Kevin O’Leary: I got involved with NFTs, not to switch them; I’m far more interested in authenticating physical assets, and it started for me with watches. I have a very, very large watch collection. And over time, the complexity of insuring them in different cities, different vaults became problematic. And one of the solutions we found was to make NFTs for the chips. So I could tell the insurance companies, which cities, which vaults, what I travel with, because I just want to insure the watches that are outside the vaults. It’s the same problem for my modern art collection – you know, what pieces are lent out, and that’s how I got into the rabbit hole.
So take me from that to how you think NFTs affect the art world.
There are two ways. First, original NFTs, JPEG images, although very unstable in price, have come on the scene in the last 36 months. The ape series, for example, I remember someone trying to sell me one for $ 262,000 90 days ago. It is now trading for $ 60. I do not know if it’s worth $ 60 at all, but it does not matter. Some do. And so that market has entered a phase of billions of dollars in both directions up and down, but it does not go away. Digital artists create unique NFTs and never physically reproduce the same piece. And they are able to authenticate it on the Ethereum blockchain. When I saw it happen, I said to myself, if you go back to the gold rush and look at what happened there, it was better to own the notches and the shovels and the jeans, than you were trying to choose which hole to dig. for gold.
And I started looking around for companies that serve the NFT world, and that do not necessarily sell NFTs. And then I found Immutable Holdings, run by a man named Jordan Fried. He owns NFT.com. It is a public company, I am a shareholder now, but it was he who actually helped Udo marked his NFT for the art exhibition in New York. I was not prepared to buy the art unless I had an NFT. Now I own the art and I own NFT and my insurance company also has access to NFT.
Interesting. The readers of this newsletter are usually people in the creative economy. People who have very influential accounts on TikTok or Instagram who create videos, who create other types of content, how would you advise someone like that to enter the NFT world?
I would advise them to be careful. One of the challenges we have right now with NFTs is, are they a commodity or are they a security? Let’s say you issue an NFT that gives you tickets to the Formula 1 race in Miami next February, and you buy it. Now that’s one of the benefits of owning that NFT. Is it a currency or is it a commodity or is it a security, like a stock that pays dividends? If you trade in these and are offside, it would not be a good result.
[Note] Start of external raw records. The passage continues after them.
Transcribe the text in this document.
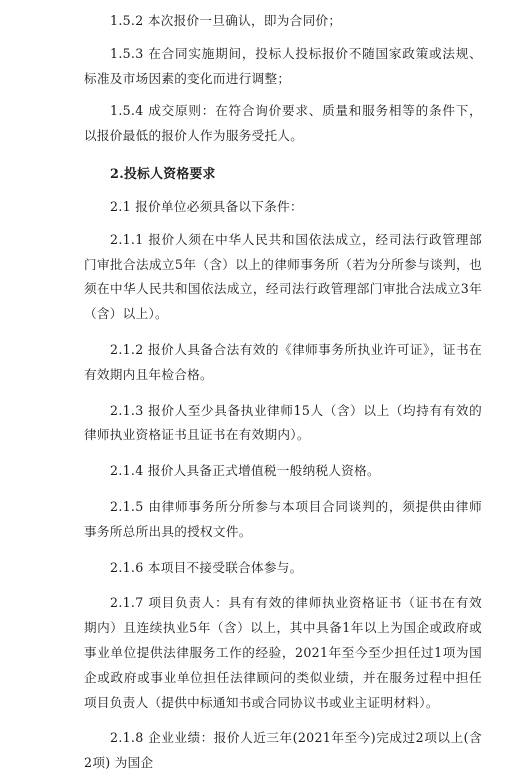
1.5.2 本次报价一旦确认，即为合同价；

1.5.3 在合同实施期间，投标人投标报价不随国家政策或法规、标准及市场因素的变化而进行调整；

1.5.4 成交原则：在符合询价要求、质量和服务相等的条件下，以报价最低的报价人作为服务受托人。

2.投标人资格要求

2.1 报价单位必须具备以下条件：

2.1.1 报价人须在中华人民共和国依法成立，经司法行政管理部门审批合法成立5年（含）以上的律师事务所（若为分所参与谈判，也须在中华人民共和国依法成立，经司法行政管理部门审批合法成立3年（含）以上）。

2.1.2 报价人具备合法有效的《律师事务所执业许可证》，证书在有效期内且年检合格。

2.1.3 报价人至少具备执业律师15人（含）以上（均持有有效的律师执业资格证书且证书在有效期内）。

2.1.4 报价人具备正式增值税一般纳税人资格。

2.1.5 由律师事务所分所参与本项目合同谈判的，须提供由律师事务所总所出具的授权文件。

2.1.6 本项目不接受联合体参与。

2.1.7 项目负责人：具有有效的律师执业资格证书（证书在有效期内）且连续执业5年（含）以上，其中具备1年以上为国企或政府或事业单位提供法律服务工作的经验，2021年至今至少担任过1项为国企或政府或事业单位担任法律顾问的类似业绩，并在服务过程中担任项目负责人（提供中标通知书或合同协议书或业主证明材料）。

2.1.8 企业业绩：报价人近三年(2021年至今)完成过2项以上(含2项) 为国企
That’s why I’m very, very careful about getting involved in NFTs right now.
There was a kind of NFT boom last year, and somewhere towards the end of the year, through most of this year, trading volume has declined quite dramatically. Do you think it will affect how these objects behave?
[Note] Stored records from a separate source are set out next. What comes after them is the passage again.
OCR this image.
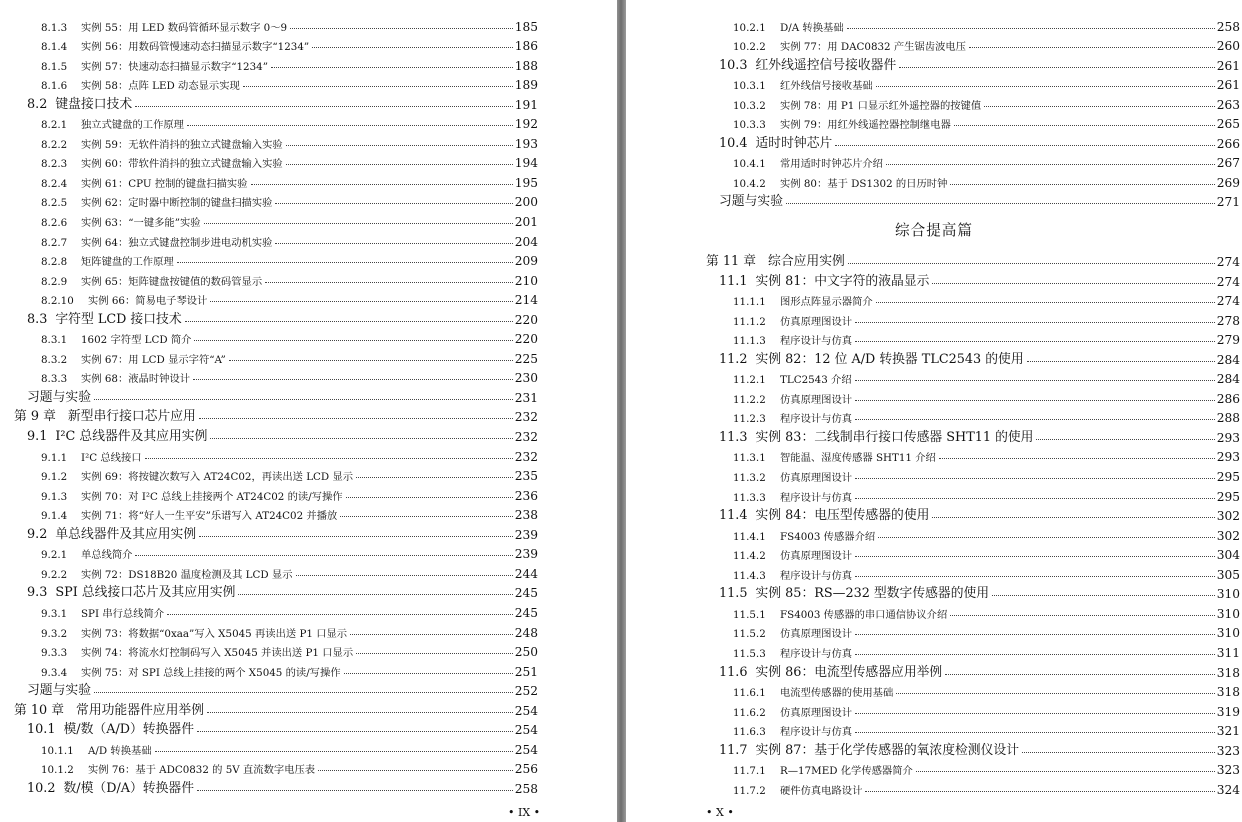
8.1.3 实例 55：用 LED 数码管循环显示数字 0～9	185
8.1.4 实例 56：用数码管慢速动态扫描显示数字“1234”	186
8.1.5 实例 57：快速动态扫描显示数字“1234”	188
8.1.6 实例 58：点阵 LED 动态显示实现	189
8.2 键盘接口技术	191
8.2.1 独立式键盘的工作原理	192
8.2.2 实例 59：无软件消抖的独立式键盘输入实验	193
8.2.3 实例 60：带软件消抖的独立式键盘输入实验	194
8.2.4 实例 61：CPU 控制的键盘扫描实验	195
8.2.5 实例 62：定时器中断控制的键盘扫描实验	200
8.2.6 实例 63：“一键多能”实验	201
8.2.7 实例 64：独立式键盘控制步进电动机实验	204
8.2.8 矩阵键盘的工作原理	209
8.2.9 实例 65：矩阵键盘按键值的数码管显示	210
8.2.10 实例 66：简易电子琴设计	214
8.3 字符型 LCD 接口技术	220
8.3.1 1602 字符型 LCD 简介	220
8.3.2 实例 67：用 LCD 显示字符“A”	225
8.3.3 实例 68：液晶时钟设计	230
习题与实验	231
第 9 章 新型串行接口芯片应用	232
9.1 I²C 总线器件及其应用实例	232
9.1.1 I²C 总线接口	232
9.1.2 实例 69：将按键次数写入 AT24C02，再读出送 LCD 显示	235
9.1.3 实例 70：对 I²C 总线上挂接两个 AT24C02 的读/写操作	236
9.1.4 实例 71：将“好人一生平安”乐谱写入 AT24C02 并播放	238
9.2 单总线器件及其应用实例	239
9.2.1 单总线简介	239
9.2.2 实例 72：DS18B20 温度检测及其 LCD 显示	244
9.3 SPI 总线接口芯片及其应用实例	245
9.3.1 SPI 串行总线简介	245
9.3.2 实例 73：将数据“0xaa”写入 X5045 再读出送 P1 口显示	248
9.3.3 实例 74：将流水灯控制码写入 X5045 并读出送 P1 口显示	250
9.3.4 实例 75：对 SPI 总线上挂接的两个 X5045 的读/写操作	251
习题与实验	252
第 10 章 常用功能器件应用举例	254
10.1 模/数（A/D）转换器件	254
10.1.1 A/D 转换基础	254
10.1.2 实例 76：基于 ADC0832 的 5V 直流数字电压表	256
10.2 数/模（D/A）转换器件	258
• IX •
10.2.1 D/A 转换基础	258
10.2.2 实例 77：用 DAC0832 产生锯齿波电压	260
10.3 红外线遥控信号接收器件	261
10.3.1 红外线信号接收基础	261
10.3.2 实例 78：用 P1 口显示红外遥控器的按键值	263
10.3.3 实例 79：用红外线遥控器控制继电器	265
10.4 适时时钟芯片	266
10.4.1 常用适时时钟芯片介绍	267
10.4.2 实例 80：基于 DS1302 的日历时钟	269
习题与实验	271
第 11 章 综合应用实例	274
11.1 实例 81：中文字符的液晶显示	274
11.1.1 图形点阵显示器简介	274
11.1.2 仿真原理图设计	278
11.1.3 程序设计与仿真	279
11.2 实例 82：12 位 A/D 转换器 TLC2543 的使用	284
11.2.1 TLC2543 介绍	284
11.2.2 仿真原理图设计	286
11.2.3 程序设计与仿真	288
11.3 实例 83：二线制串行接口传感器 SHT11 的使用	293
11.3.1 智能温、湿度传感器 SHT11 介绍	293
11.3.2 仿真原理图设计	295
11.3.3 程序设计与仿真	295
11.4 实例 84：电压型传感器的使用	302
11.4.1 FS4003 传感器介绍	302
11.4.2 仿真原理图设计	304
11.4.3 程序设计与仿真	305
11.5 实例 85：RS—232 型数字传感器的使用	310
11.5.1 FS4003 传感器的串口通信协议介绍	310
11.5.2 仿真原理图设计	310
11.5.3 程序设计与仿真	311
11.6 实例 86：电流型传感器应用举例	318
11.6.1 电流型传感器的使用基础	318
11.6.2 仿真原理图设计	319
11.6.3 程序设计与仿真	321
11.7 实例 87：基于化学传感器的氧浓度检测仪设计	323
11.7.1 R—17MED 化学传感器简介	323
11.7.2 硬件仿真电路设计	324
综合提高篇
• X •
No, not long term. Go back 20 years to Amazon, the name everyone knows. I was a shareholder from almost day one. And I remember for the first 17 years that the stock price would collapse 38 percent to 57 percent, every 11 months. NFTs are the same. They’re going to be very, very volatile, and you have to keep your nose up when it comes to volatility. Creators will continue to participate and grow. The platforms will be more stable. What we really need in this room is politics. Digital is here to stay. NFTs are here to stay. We are in the first place, but for the creators who are engaged in this now, they are the pioneers. Some of them will end up with arrows in the back and some will be okay.
It is interesting that you talk about it in the context of American law. I’m curious, since you’re Canadian, if there’s any difference in how these things are handled up there.
Canadians are far more advanced. I am an investor in a (crypto trading) company called WonderFi. We have 800,000 accounts in Canada. We are falling dramatically behind in the United States. No doubt about it. You have all these people coming out of MIT and other great colleges and universities, and when you ask them where they want to work, they all want to work with the blockchain. They are leaving America, they are working in Dubai. They work in the Caribbean islands. So it’s a huge brain drain. Billions of dollars in intellectual capital are leaving the country to make money elsewhere. Right now, Canada is the leader followed by, I would say, the United Arab Emirates, Switzerland, England.